For my whole life, stories have been so incredibly important to me. Being Gemini, I can create a story out of watching paint dry (I actually have a good one…remind me). And if I’m being told a story, I want more and more colorful details from the person telling it. I want to feel like I’m transported into their life, to see everything they saw and feel everything they felt. And while I’ve never done this deliberately, the most common feedback I’ve received over the years about my photographs is that they tell the most authentically real stories about the subject. I’ve never had to go out of my way to do this; I simply notice the beauty happening all around me.

 

As Jacob’s food arrived, I asked him something that scared me to death for some reason. “I’m a photographer. That’s why I stopped in Savannah, to take some pictures. And I was wondering if it might be ok if I photographed you while you ate? And possibly write about you sometime?”

 

Without looking at me, he nodded. And with that, I captured the experience on my camera so that I could always remember it…

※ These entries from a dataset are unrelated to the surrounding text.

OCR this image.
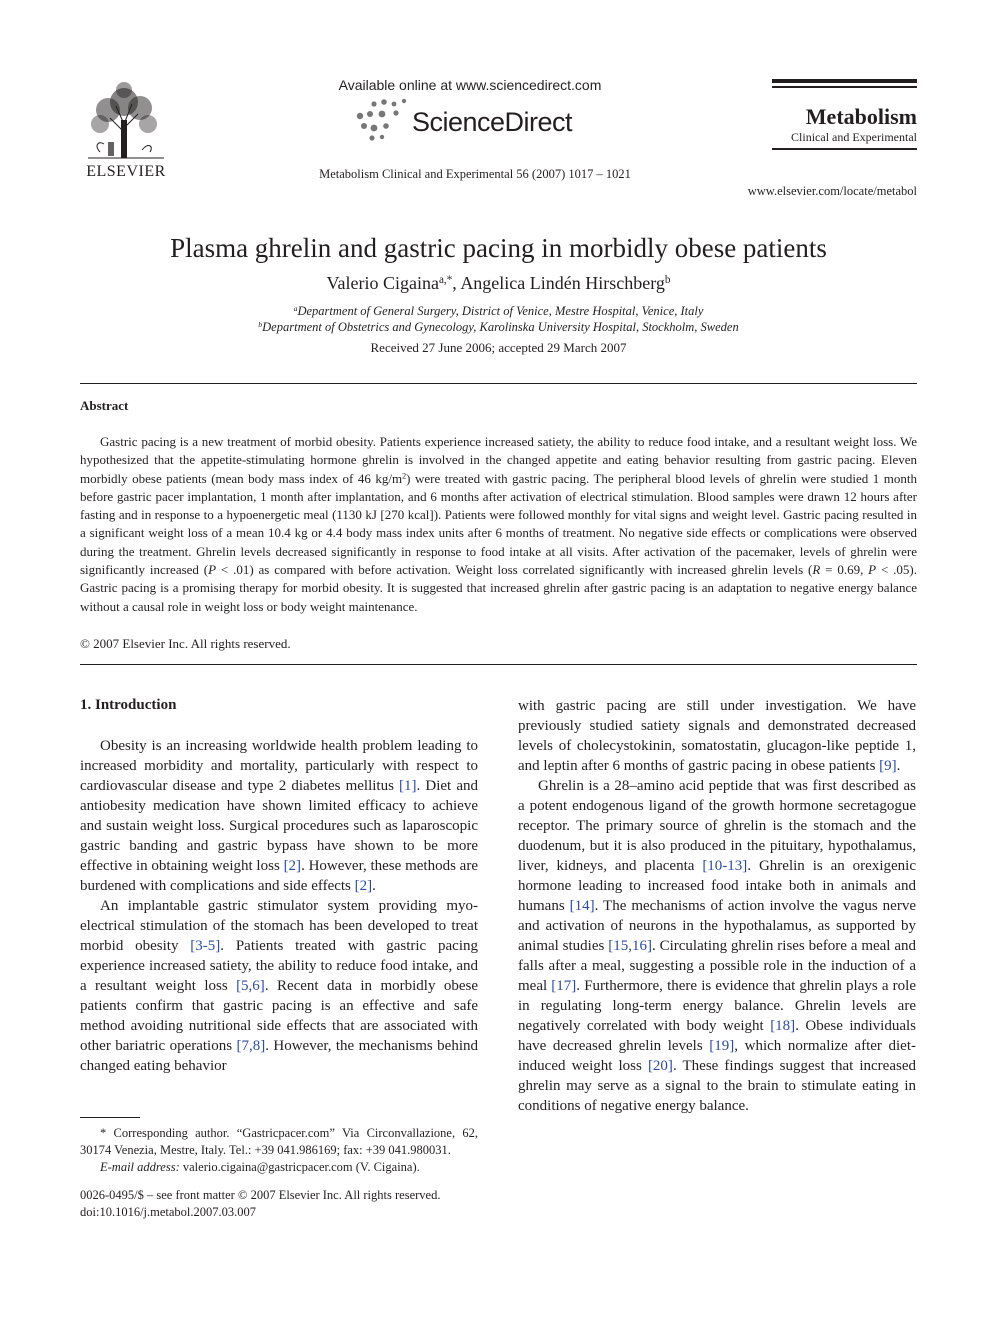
ELSEVIER
Available online at www.sciencedirect.com
ScienceDirect
Metabolism Clinical and Experimental 56 (2007) 1017 – 1021
Metabolism
Clinical and Experimental
www.elsevier.com/locate/metabol
Plasma ghrelin and gastric pacing in morbidly obese patients
Valerio Cigaina$^{a,*}$, Angelica Lindén Hirschberg$^b$
$^a$Department of General Surgery, District of Venice, Mestre Hospital, Venice, Italy
$^b$Department of Obstetrics and Gynecology, Karolinska University Hospital, Stockholm, Sweden
Received 27 June 2006; accepted 29 March 2007
Abstract

Gastric pacing is a new treatment of morbid obesity. Patients experience increased satiety, the ability to reduce food intake, and a resultant weight loss. We hypothesized that the appetite-stimulating hormone ghrelin is involved in the changed appetite and eating behavior resulting from gastric pacing. Eleven morbidly obese patients (mean body mass index of 46 $kg/m^2$) were treated with gastric pacing. The peripheral blood levels of ghrelin were studied 1 month before gastric pacer implantation, 1 month after implantation, and 6 months after activation of electrical stimulation. Blood samples were drawn 12 hours after fasting and in response to a hypoenergetic meal (1130 kJ [270 kcal]). Patients were followed monthly for vital signs and weight level. Gastric pacing resulted in a significant weight loss of a mean 10.4 kg or 4.4 body mass index units after 6 months of treatment. No negative side effects or complications were observed during the treatment. Ghrelin levels decreased significantly in response to food intake at all visits. After activation of the pacemaker, levels of ghrelin were significantly increased (P < .01) as compared with before activation. Weight loss correlated significantly with increased ghrelin levels (R = 0.69, P < .05). Gastric pacing is a promising therapy for morbid obesity. It is suggested that increased ghrelin after gastric pacing is an adaptation to negative energy balance without a causal role in weight loss or body weight maintenance.

© 2007 Elsevier Inc. All rights reserved.
1. Introduction

Obesity is an increasing worldwide health problem leading to increased morbidity and mortality, particularly with respect to cardiovascular disease and type 2 diabetes mellitus [1]. Diet and antiobesity medication have shown limited efficacy to achieve and sustain weight loss. Surgical procedures such as laparoscopic gastric banding and gastric bypass have shown to be more effective in obtaining weight loss [2]. However, these methods are burdened with complications and side effects [2].

An implantable gastric stimulator system providing myo-electrical stimulation of the stomach has been developed to treat morbid obesity [3-5]. Patients treated with gastric pacing experience increased satiety, the ability to reduce food intake, and a resultant weight loss [5,6]. Recent data in morbidly obese patients confirm that gastric pacing is an effective and safe method avoiding nutritional side effects that are associated with other bariatric operations [7,8]. However, the mechanisms behind changed eating behavior

with gastric pacing are still under investigation. We have previously studied satiety signals and demonstrated decreased levels of cholecystokinin, somatostatin, glucagon-like peptide 1, and leptin after 6 months of gastric pacing in obese patients [9].

Ghrelin is a 28–amino acid peptide that was first described as a potent endogenous ligand of the growth hormone secretagogue receptor. The primary source of ghrelin is the stomach and the duodenum, but it is also produced in the pituitary, hypothalamus, liver, kidneys, and placenta [10-13]. Ghrelin is an orexigenic hormone leading to increased food intake both in animals and humans [14]. The mechanisms of action involve the vagus nerve and activation of neurons in the hypothalamus, as supported by animal studies [15,16]. Circulating ghrelin rises before a meal and falls after a meal, suggesting a possible role in the induction of a meal [17]. Furthermore, there is evidence that ghrelin plays a role in regulating long-term energy balance. Ghrelin levels are negatively correlated with body weight [18]. Obese individuals have decreased ghrelin levels [19], which normalize after diet-induced weight loss [20]. These findings suggest that increased ghrelin may serve as a signal to the brain to stimulate eating in conditions of negative energy balance.

* Corresponding author. “Gastricpacer.com” Via Circonvallazione, 62, 30174 Venezia, Mestre, Italy. Tel.: +39 041.986169; fax: +39 041.980031.

E-mail address: valerio.cigaina@gastricpacer.com (V. Cigaina).

0026-0495/$ – see front matter © 2007 Elsevier Inc. All rights reserved.
doi:10.1016/j.metabol.2007.03.007
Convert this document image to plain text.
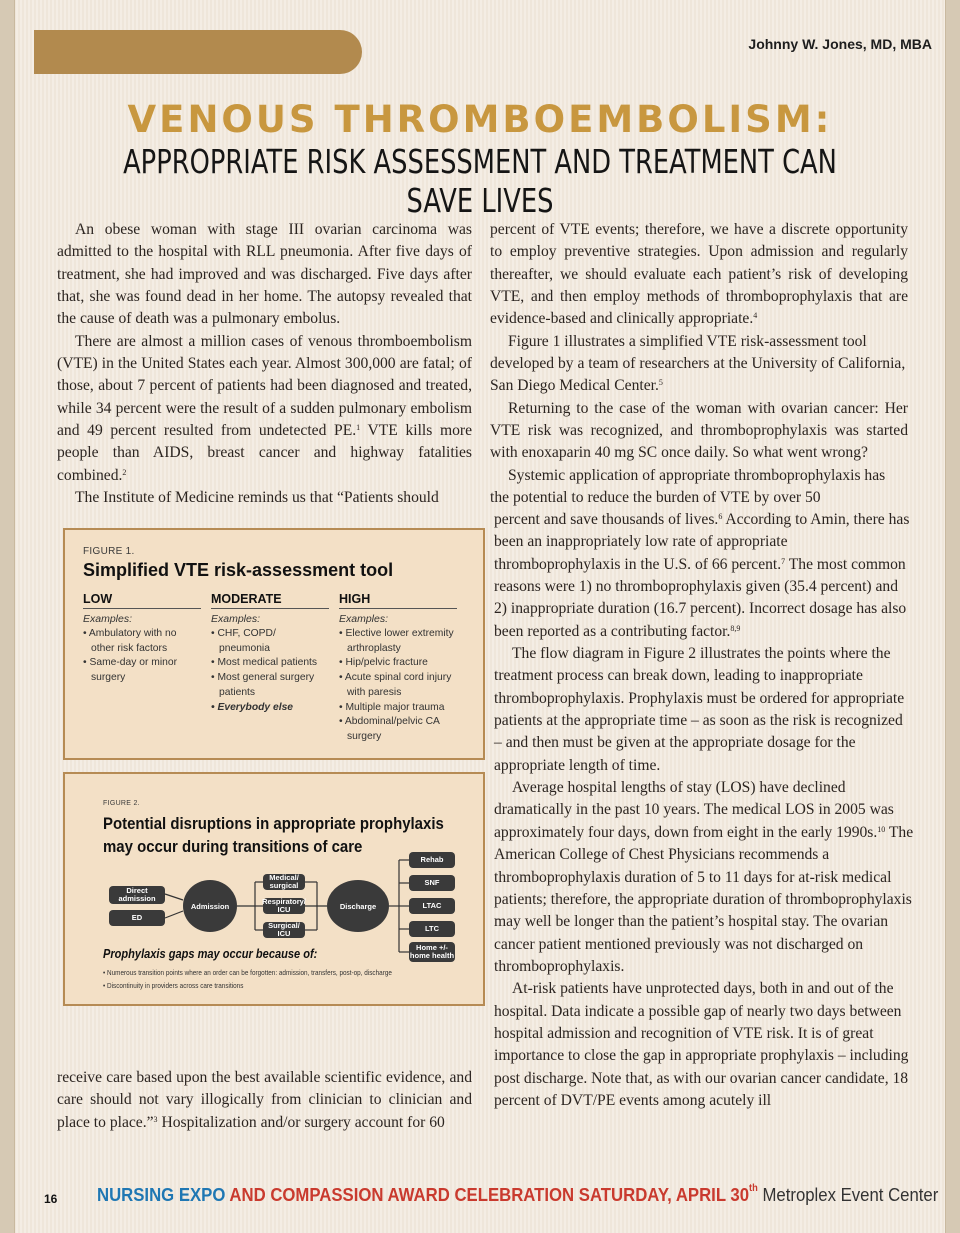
Johnny W. Jones, MD, MBA
VENOUS THROMBOEMBOLISM:
APPROPRIATE RISK ASSESSMENT AND TREATMENT CAN SAVE LIVES

An obese woman with stage III ovarian carcinoma was admitted to the hospital with RLL pneumonia. After five days of treatment, she had improved and was discharged. Five days after that, she was found dead in her home. The autopsy revealed that the cause of death was a pulmonary embolus.

There are almost a million cases of venous thromboembolism (VTE) in the United States each year. Almost 300,000 are fatal; of those, about 7 percent of patients had been diagnosed and treated, while 34 percent were the result of a sudden pulmonary embolism and 49 percent resulted from undetected PE.$^1$ VTE kills more people than AIDS, breast cancer and highway fatalities combined.$^2$

The Institute of Medicine reminds us that “Patients should

FIGURE 1.
Simplified VTE risk-assessment tool
LOW
Examples:
• Ambulatory with no other risk factors
• Same-day or minor surgery
MODERATE
Examples:
• CHF, COPD/ pneumonia
• Most medical patients
• Most general surgery patients
• Everybody else
HIGH
Examples:
• Elective lower extremity arthroplasty
• Hip/pelvic fracture
• Acute spinal cord injury with paresis
• Multiple major trauma
• Abdominal/pelvic CA surgery
FIGURE 2.
Potential disruptions in appropriate prophylaxis
may occur during transitions of care
Direct admission
ED
Admission
Medical/ surgical
Respiratory/ ICU
Surgical/ ICU
Discharge
Rehab
SNF
LTAC
LTC
Home +/- home health
Prophylaxis gaps may occur because of:
• Numerous transition points where an order can be forgotten: admission, transfers, post-op, discharge
• Discontinuity in providers across care transitions

receive care based upon the best available scientific evidence, and care should not vary illogically from clinician to clinician and place to place.”$^3$ Hospitalization and/or surgery account for 60

percent of VTE events; therefore, we have a discrete opportunity to employ preventive strategies. Upon admission and regularly thereafter, we should evaluate each patient’s risk of developing VTE, and then employ methods of thromboprophylaxis that are evidence-based and clinically appropriate.$^4$

Figure 1 illustrates a simplified VTE risk-assessment tool developed by a team of researchers at the University of California, San Diego Medical Center.$^5$

Returning to the case of the woman with ovarian cancer: Her VTE risk was recognized, and thromboprophylaxis was started with enoxaparin 40 mg SC once daily. So what went wrong?

Systemic application of appropriate thromboprophylaxis has the potential to reduce the burden of VTE by over 50

percent and save thousands of lives.$^6$ According to Amin, there has been an inappropriately low rate of appropriate thromboprophylaxis in the U.S. of 66 percent.$^7$ The most common reasons were 1) no thromboprophylaxis given (35.4 percent) and 2) inappropriate duration (16.7 percent). Incorrect dosage has also been reported as a contributing factor.$^{8,9}$

The flow diagram in Figure 2 illustrates the points where the treatment process can break down, leading to inappropriate thromboprophylaxis. Prophylaxis must be ordered for appropriate patients at the appropriate time – as soon as the risk is recognized – and then must be given at the appropriate dosage for the appropriate length of time.

Average hospital lengths of stay (LOS) have declined dramatically in the past 10 years. The medical LOS in 2005 was approximately four days, down from eight in the early 1990s.$^{10}$ The American College of Chest Physicians recommends a thromboprophylaxis duration of 5 to 11 days for at-risk medical patients; therefore, the appropriate duration of thromboprophylaxis may well be longer than the patient’s hospital stay. The ovarian cancer patient mentioned previously was not discharged on thromboprophylaxis.

At-risk patients have unprotected days, both in and out of the hospital. Data indicate a possible gap of nearly two days between hospital admission and recognition of VTE risk. It is of great importance to close the gap in appropriate prophylaxis – including post discharge. Note that, as with our ovarian cancer candidate, 18 percent of DVT/PE events among acutely ill

16 NURSING EXPO AND COMPASSION AWARD CELEBRATION SATURDAY, APRIL 30th Metroplex Event Center
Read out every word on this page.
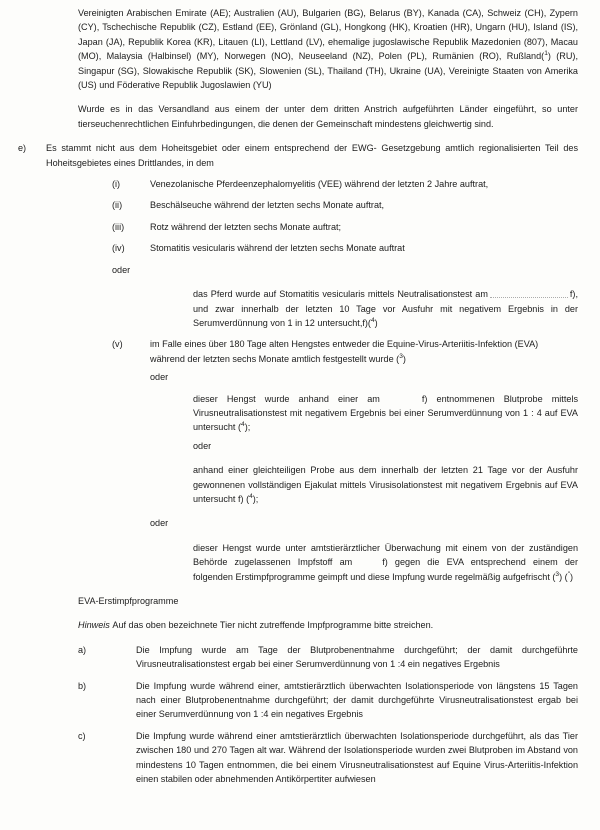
Vereinigten Arabischen Emirate (AE); Australien (AU), Bulgarien (BG), Belarus (BY), Kanada (CA), Schweiz (CH), Zypern (CY), Tschechische Republik (CZ), Estland (EE), Grönland (GL), Hongkong (HK), Kroatien (HR), Ungarn (HU), Island (IS), Japan (JA), Republik Korea (KR), Litauen (LI), Lettland (LV), ehemalige jugoslawische Republik Mazedonien (807), Macau (MO), Malaysia (Halbinsel) (MY), Norwegen (NO), Neuseeland (NZ), Polen (PL), Rumänien (RO), Rußland($^1$) (RU), Singapur (SG), Slowakische Republik (SK), Slowenien (SL), Thailand (TH), Ukraine (UA), Vereinigte Staaten von Amerika (US) und Föderative Republik Jugoslawien (YU)
Wurde es in das Versandland aus einem der unter dem dritten Anstrich aufgeführten Länder eingeführt, so unter tierseuchenrechtlichen Einfuhrbedingungen, die denen der Gemeinschaft mindestens gleichwertig sind.
e)	Es stammt nicht aus dem Hoheitsgebiet oder einem entsprechend der EWG- Gesetzgebung amtlich regionalisierten Teil des Hoheitsgebietes eines Drittlandes, in dem
(i)	Venezolanische Pferdeenzephalomyelitis (VEE) während der letzten 2 Jahre auftrat,
(ii)	Beschälseuche während der letzten sechs Monate auftrat,
(iii)	Rotz während der letzten sechs Monate auftrat;
(iv)	Stomatitis vesicularis während der letzten sechs Monate auftrat
oder
das Pferd wurde auf Stomatitis vesicularis mittels Neutralisationstest am	f), und zwar innerhalb der letzten 10 Tage vor Ausfuhr mit negativem Ergebnis in der Serumverdünnung von 1 in 12 untersucht,f)($^4$)
(v)	im Falle eines über 180 Tage alten Hengstes entweder die Equine-Virus-Arteriitis-Infektion (EVA) während der letzten sechs Monate amtlich festgestellt wurde ($^3$)
oder
dieser Hengst wurde anhand einer am	f) entnommenen Blutprobe mittels Virusneutralisationstest mit negativem Ergebnis bei einer Serumverdünnung von 1 : 4 auf EVA untersucht ($^4$);
oder
anhand einer gleichteiligen Probe aus dem innerhalb der letzten 21 Tage vor der Ausfuhr gewonnenen vollständigen Ejakulat mittels Virusisolationstest mit negativem Ergebnis auf EVA untersucht f) ($^4$);
oder
dieser Hengst wurde unter amtstierärztlicher Überwachung mit einem von der zuständigen Behörde zugelassenen Impfstoff am	f) gegen die EVA entsprechend einem der folgenden Erstimpfprogramme geimpft und diese Impfung wurde regelmäßig aufgefrischt ($^3$) (")
EVA-Erstimpfprogramme
Hinweis Auf das oben bezeichnete Tier nicht zutreffende Impfprogramme bitte streichen.
a)	Die Impfung wurde am Tage der Blutprobenentnahme durchgeführt; der damit durchgeführte Virusneutralisationstest ergab bei einer Serumverdünnung von 1 :4 ein negatives Ergebnis
b)	Die Impfung wurde während einer, amtstierärztlich überwachten Isolationsperiode von längstens 15 Tagen nach einer Blutprobenentnahme durchgeführt; der damit durchgeführte Virusneutralisationstest ergab bei einer Serumverdünnung von 1 :4 ein negatives Ergebnis
c)	Die Impfung wurde während einer amtstierärztlich überwachten Isolationsperiode durchgeführt, als das Tier zwischen 180 und 270 Tagen alt war. Während der Isolationsperiode wurden zwei Blutproben im Abstand von mindestens 10 Tagen entnommen, die bei einem Virusneutralisationstest auf Equine Virus-Arteriitis-Infektion einen stabilen oder abnehmenden Antikörpertiter aufwiesen
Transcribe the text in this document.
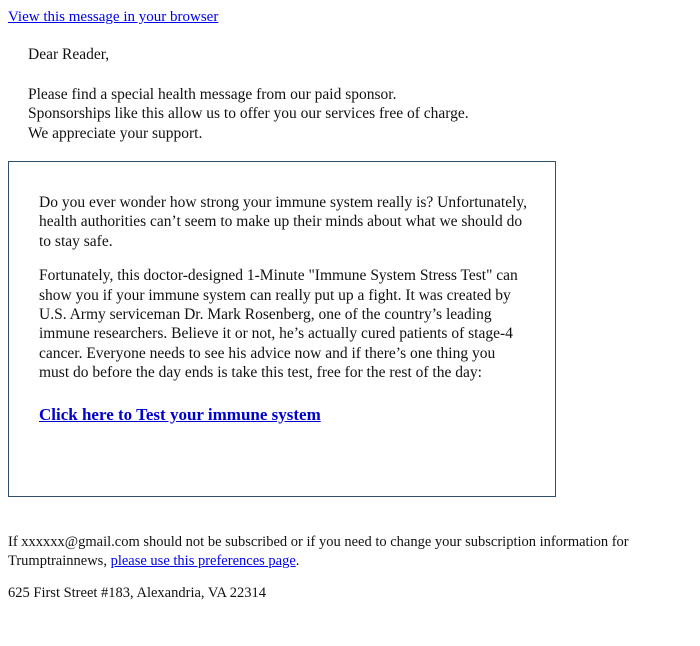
View this message in your browser

Dear Reader,

Please find a special health message from our paid sponsor.

Sponsorships like this allow us to offer you our services free of charge.

We appreciate your support.

Do you ever wonder how strong your immune system really is? Unfortunately, health authorities can’t seem to make up their minds about what we should do to stay safe.

Fortunately, this doctor-designed 1-Minute "Immune System Stress Test" can show you if your immune system can really put up a fight. It was created by U.S. Army serviceman Dr. Mark Rosenberg, one of the country’s leading immune researchers. Believe it or not, he’s actually cured patients of stage-4 cancer. Everyone needs to see his advice now and if there’s one thing you must do before the day ends is take this test, free for the rest of the day:

Click here to Test your immune system

If xxxxxx@gmail.com should not be subscribed or if you need to change your subscription information for Trumptrainnews, please use this preferences page.

625 First Street #183, Alexandria, VA 22314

 …so that I could always remember why I must always keep making pictures.

 

While I’ve often believed the purpose of life is simply to live, I also feel that each one of us is instilled with a special gift to give back into the world. I am not really a photographer. I am a story-teller who takes photographs of people’s stories. It is my responsibility while I walk this planet to preserve the stories of those I come in contact with because once the people are gone, their stories still deserve to live on. For their families. For their friends. Or for anybody that felt touched in some way by their life.

 

On this particular sunny day in Savannah, Georgia I was touched by sitting across from a human named Jacob as he ate. I sat down determined to teach him something and instead, I was taught. I was taught to accept people for who they are, right now. I was taught just how dangerous it can be to project assumptions onto people without learning about them. And I was taught that when you have a true calling in life, the most responsible thing you can do is to do it.

 

“Don’t ask what the world needs. Ask what makes you come alive, and go do it. Because what the world needs is people who have come alive.” ~Howard Thurman

 

Thank you for making me come alive, Jacob.